The result was exactly the opposite of clarity. The French voters, more and more unhappy with their young impetuous and eloquent president, bordered to the extremes, leaving Macron wading with a weakened minority government, and a parliament so divided that today, many rival deputies cannot even bear to shake hands.

So what then?
Far from the parliamentary power of the difficulties on the left bank of the Seine de la Rivière de Paris, the atmosphere through France seems to derive to the right and the extreme right.
“Jordan, Jordan,” cried several hundred people who crowded around the 29-year-old leader of the National Rally, Jordan Bardella, while he arrived in a large agricultural fair in Chalons-en-Champagne, east of Paris.
For an hour, Bardella crossed the crowd, taking selfies with his admirers.
“He seems to be a good guy. Someone you could have a drink. France has trouble. We pay too much taxes, and we don’t understand how they are spent. And prices up,” said Christian Magri, 44, computer programmer.
“(Bardella) will revise our country. I am not at all racist, but I think in France, we already have a lot of people waiting for accommodation and we cannot absorb all the miserable people in the world,” said a woman named Christine.
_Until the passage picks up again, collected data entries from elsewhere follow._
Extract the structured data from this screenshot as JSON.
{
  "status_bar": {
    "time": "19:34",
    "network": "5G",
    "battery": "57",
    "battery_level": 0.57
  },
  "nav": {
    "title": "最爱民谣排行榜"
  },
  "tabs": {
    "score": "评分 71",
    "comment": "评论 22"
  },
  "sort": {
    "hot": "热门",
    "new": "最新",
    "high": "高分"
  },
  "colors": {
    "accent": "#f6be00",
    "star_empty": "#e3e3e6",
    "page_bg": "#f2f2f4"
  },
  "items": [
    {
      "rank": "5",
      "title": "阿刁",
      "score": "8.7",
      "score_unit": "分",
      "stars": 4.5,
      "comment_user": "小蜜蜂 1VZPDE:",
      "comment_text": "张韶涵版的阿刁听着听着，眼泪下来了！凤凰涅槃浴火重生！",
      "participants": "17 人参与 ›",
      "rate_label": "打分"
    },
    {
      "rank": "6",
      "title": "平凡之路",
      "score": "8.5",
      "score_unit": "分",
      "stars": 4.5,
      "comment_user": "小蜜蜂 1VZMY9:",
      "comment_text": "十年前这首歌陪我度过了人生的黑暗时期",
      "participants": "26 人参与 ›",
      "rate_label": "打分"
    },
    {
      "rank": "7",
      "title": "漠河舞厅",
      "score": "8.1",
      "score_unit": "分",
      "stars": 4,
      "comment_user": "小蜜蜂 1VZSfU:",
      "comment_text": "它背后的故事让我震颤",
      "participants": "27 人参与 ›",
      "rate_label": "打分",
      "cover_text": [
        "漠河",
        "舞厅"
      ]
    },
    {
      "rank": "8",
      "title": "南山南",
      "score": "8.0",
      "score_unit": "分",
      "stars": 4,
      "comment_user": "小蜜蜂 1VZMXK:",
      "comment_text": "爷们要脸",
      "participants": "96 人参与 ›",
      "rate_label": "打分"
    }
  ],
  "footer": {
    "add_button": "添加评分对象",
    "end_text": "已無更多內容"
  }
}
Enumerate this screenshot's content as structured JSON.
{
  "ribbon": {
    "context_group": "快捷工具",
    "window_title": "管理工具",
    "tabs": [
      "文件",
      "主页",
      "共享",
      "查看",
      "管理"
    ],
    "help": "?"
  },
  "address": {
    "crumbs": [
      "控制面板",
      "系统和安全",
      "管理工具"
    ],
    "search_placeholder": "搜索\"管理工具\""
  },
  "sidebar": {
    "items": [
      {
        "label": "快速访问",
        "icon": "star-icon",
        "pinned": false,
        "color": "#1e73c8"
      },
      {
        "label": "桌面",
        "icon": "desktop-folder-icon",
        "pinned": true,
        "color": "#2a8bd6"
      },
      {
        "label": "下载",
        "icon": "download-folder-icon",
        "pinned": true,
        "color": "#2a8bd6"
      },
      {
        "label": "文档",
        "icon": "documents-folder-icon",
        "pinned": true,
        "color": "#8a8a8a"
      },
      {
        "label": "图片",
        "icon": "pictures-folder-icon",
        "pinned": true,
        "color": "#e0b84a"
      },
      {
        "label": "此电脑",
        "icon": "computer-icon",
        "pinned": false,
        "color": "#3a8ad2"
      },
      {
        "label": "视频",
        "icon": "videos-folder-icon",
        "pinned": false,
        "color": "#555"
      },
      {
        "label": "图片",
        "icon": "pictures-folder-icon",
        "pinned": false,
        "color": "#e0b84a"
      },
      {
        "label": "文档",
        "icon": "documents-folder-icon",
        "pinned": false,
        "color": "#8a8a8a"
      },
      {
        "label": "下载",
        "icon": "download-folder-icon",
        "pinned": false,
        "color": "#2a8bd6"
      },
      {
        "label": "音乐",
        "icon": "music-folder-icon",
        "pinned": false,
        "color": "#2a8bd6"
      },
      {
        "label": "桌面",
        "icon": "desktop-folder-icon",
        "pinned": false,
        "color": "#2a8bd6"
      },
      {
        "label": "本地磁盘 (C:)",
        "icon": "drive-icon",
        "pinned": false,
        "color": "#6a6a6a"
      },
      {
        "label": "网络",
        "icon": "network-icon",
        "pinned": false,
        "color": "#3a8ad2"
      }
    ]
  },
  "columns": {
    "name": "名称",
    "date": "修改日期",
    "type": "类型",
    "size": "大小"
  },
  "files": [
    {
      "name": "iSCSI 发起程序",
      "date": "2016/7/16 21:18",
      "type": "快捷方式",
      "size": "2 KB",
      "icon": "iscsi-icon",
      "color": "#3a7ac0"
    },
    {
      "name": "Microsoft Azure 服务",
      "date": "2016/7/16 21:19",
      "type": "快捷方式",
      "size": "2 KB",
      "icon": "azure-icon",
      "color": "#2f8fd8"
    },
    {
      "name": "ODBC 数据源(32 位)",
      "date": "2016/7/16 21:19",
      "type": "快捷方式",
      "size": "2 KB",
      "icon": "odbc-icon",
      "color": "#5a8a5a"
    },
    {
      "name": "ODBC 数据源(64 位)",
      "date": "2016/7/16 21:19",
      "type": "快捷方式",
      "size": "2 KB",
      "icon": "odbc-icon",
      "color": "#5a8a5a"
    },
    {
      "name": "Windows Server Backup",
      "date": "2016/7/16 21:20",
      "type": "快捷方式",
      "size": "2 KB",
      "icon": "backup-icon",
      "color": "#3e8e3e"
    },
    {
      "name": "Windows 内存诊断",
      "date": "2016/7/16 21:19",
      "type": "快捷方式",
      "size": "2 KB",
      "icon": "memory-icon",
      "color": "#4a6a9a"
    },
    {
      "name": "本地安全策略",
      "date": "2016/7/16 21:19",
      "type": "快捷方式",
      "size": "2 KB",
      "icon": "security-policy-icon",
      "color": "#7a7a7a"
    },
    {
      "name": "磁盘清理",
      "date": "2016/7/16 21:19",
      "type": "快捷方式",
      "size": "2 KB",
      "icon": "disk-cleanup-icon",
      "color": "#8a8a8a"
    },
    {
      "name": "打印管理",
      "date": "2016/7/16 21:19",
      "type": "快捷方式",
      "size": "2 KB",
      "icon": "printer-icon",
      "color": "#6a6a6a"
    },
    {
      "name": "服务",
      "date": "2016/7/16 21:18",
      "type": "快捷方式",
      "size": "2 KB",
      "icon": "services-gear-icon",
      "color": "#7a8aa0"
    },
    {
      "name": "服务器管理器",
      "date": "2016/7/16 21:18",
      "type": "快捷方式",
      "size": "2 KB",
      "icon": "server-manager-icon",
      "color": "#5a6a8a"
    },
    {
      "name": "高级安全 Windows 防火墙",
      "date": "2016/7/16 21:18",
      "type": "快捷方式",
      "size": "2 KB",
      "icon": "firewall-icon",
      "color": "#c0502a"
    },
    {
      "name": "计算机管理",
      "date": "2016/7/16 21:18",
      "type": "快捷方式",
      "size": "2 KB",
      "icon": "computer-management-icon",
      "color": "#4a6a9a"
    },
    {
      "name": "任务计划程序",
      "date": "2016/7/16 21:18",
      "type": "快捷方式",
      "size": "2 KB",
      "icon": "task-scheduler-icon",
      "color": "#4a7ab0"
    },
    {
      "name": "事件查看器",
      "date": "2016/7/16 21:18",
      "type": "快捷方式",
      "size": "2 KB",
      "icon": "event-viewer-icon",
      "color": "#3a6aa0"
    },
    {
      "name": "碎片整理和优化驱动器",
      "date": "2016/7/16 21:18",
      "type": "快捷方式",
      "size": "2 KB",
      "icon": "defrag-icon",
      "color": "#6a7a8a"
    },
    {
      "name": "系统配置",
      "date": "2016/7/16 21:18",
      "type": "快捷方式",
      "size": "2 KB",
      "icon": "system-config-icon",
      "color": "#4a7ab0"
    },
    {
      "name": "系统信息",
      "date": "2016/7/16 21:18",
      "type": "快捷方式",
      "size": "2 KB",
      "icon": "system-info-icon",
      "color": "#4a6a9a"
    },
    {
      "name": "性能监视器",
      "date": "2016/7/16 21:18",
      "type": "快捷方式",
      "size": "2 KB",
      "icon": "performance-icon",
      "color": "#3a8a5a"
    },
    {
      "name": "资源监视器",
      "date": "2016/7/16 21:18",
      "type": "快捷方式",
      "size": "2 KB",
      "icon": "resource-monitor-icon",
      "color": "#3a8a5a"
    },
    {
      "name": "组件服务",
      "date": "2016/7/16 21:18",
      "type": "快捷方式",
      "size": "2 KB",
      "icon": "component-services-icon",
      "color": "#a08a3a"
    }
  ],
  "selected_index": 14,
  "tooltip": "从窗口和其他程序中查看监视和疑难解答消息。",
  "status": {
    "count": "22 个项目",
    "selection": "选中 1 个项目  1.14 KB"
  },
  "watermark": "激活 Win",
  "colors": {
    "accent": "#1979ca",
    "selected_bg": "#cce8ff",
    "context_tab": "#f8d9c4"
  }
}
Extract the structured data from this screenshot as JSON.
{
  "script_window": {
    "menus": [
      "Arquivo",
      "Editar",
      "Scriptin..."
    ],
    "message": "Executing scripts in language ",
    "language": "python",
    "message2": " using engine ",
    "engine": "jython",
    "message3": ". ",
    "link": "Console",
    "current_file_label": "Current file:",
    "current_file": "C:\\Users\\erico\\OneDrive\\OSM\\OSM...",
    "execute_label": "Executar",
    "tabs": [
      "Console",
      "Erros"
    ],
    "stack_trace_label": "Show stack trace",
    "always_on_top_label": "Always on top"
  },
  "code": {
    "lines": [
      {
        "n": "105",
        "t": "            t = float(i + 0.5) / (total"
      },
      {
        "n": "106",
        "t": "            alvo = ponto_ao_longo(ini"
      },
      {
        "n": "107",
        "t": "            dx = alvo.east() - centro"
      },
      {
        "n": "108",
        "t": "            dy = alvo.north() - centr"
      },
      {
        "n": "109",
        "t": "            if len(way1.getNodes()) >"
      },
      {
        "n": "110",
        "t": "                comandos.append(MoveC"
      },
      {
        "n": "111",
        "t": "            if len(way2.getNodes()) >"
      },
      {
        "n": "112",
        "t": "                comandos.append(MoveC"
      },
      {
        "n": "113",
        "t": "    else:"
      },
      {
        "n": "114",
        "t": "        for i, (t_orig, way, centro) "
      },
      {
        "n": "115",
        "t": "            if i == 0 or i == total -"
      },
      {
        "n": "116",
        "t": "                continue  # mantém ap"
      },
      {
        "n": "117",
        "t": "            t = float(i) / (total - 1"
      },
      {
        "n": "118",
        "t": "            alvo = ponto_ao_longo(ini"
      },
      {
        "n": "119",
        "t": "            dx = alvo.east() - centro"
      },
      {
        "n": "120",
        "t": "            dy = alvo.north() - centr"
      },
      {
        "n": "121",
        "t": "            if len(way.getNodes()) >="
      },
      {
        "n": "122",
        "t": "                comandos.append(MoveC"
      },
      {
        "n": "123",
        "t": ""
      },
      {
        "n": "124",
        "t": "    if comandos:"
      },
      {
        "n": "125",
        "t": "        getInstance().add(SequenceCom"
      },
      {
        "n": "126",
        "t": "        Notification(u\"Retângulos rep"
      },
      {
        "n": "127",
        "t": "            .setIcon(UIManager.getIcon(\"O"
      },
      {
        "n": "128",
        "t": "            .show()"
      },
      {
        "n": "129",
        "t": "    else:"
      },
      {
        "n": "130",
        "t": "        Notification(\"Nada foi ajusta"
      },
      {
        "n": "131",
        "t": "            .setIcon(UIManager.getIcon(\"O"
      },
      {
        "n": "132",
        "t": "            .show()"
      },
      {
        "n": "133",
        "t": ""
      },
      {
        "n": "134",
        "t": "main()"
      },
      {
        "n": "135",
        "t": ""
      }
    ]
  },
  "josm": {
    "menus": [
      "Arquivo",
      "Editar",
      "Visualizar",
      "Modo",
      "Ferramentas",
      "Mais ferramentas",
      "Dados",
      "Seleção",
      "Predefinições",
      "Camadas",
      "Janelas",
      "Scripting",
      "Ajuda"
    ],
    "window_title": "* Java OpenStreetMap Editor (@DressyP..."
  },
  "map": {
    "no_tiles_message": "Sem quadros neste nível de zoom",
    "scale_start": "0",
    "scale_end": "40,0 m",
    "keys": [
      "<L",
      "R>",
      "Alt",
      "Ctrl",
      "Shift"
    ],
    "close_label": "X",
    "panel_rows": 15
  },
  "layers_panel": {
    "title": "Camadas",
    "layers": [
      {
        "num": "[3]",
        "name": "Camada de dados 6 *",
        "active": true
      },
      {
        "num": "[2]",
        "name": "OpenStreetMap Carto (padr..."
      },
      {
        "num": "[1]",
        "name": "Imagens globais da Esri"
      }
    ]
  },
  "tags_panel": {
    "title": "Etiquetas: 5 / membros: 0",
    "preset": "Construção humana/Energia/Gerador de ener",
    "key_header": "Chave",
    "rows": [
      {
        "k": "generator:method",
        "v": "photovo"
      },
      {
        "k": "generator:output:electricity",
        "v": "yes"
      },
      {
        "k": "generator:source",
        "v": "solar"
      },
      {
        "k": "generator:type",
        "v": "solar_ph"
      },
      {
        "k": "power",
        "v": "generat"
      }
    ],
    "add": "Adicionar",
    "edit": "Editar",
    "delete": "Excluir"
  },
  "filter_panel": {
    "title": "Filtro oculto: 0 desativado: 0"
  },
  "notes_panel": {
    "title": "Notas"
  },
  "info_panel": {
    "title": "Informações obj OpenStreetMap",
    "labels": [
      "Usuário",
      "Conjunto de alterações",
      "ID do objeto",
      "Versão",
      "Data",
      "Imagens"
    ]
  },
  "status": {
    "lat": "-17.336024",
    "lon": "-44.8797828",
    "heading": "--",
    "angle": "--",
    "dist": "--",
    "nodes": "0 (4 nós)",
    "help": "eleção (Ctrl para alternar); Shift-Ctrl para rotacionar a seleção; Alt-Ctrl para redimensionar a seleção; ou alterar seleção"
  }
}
“He is a handsome man. His ideas are good. There are too many immigrants who come here. Mr. Bardella … wants to put the French first,” said Nadine, 61, who, like many others in the crowd, refused to give him a surname.
At one point, in the face of heart, I managed to reach Bardella and asked if he thought that – after the Trusted Voting Monday – there could be another Snap election which could see him emerge as the next Prime Minister of France.
“We are working on it. This country has been deadlocked for more than a year. It is dangerous to leave France to derive like that and to leave those in power for decades the country. We want to do our best to stop mass immigration in France. If we come to power tomorrow, we will implement a referendum on the question of immigration,” he said.
And yet, little in France believe that President Macron will call another early parliamentary election, or even that he will leave his own role before the end of his mandate in 2027.
More likely, another attempt to find a path to a functional minority government. Having tried several times to conclude agreements on the right, some wonder if Macron could try something new.

“We think it is time for the president to try on the left because we will have a different method. We will try to reach the compromises. We have proposed a budget that will also make investments for the future, for a green transition … while taxing the richest people of their fortune,” said Arthur Delaport, a socialist party of Normandy.
While speculation continues on who could choose like his next Prime Minister, other challenges are looming.
There is more and more concentration here on the perspective, not only of an important industrial action in the coming weeks, but a wave of street demonstrations. A basic movement of the base is called “blocks everything”, was active on social networks, urging the French to bring the country to stop this Wednesday.
“There is a bubble of exasperation in the country,” said the commentator, Bruno Cautrès, offering a warning to Macron.
“Macron has been extremely, extremely active at the international level, in particular with Ukraine in the past two weeks. And I think it’s time that Macron speaks to the French. Because … there is a very high level of anger, frustration, tensions.”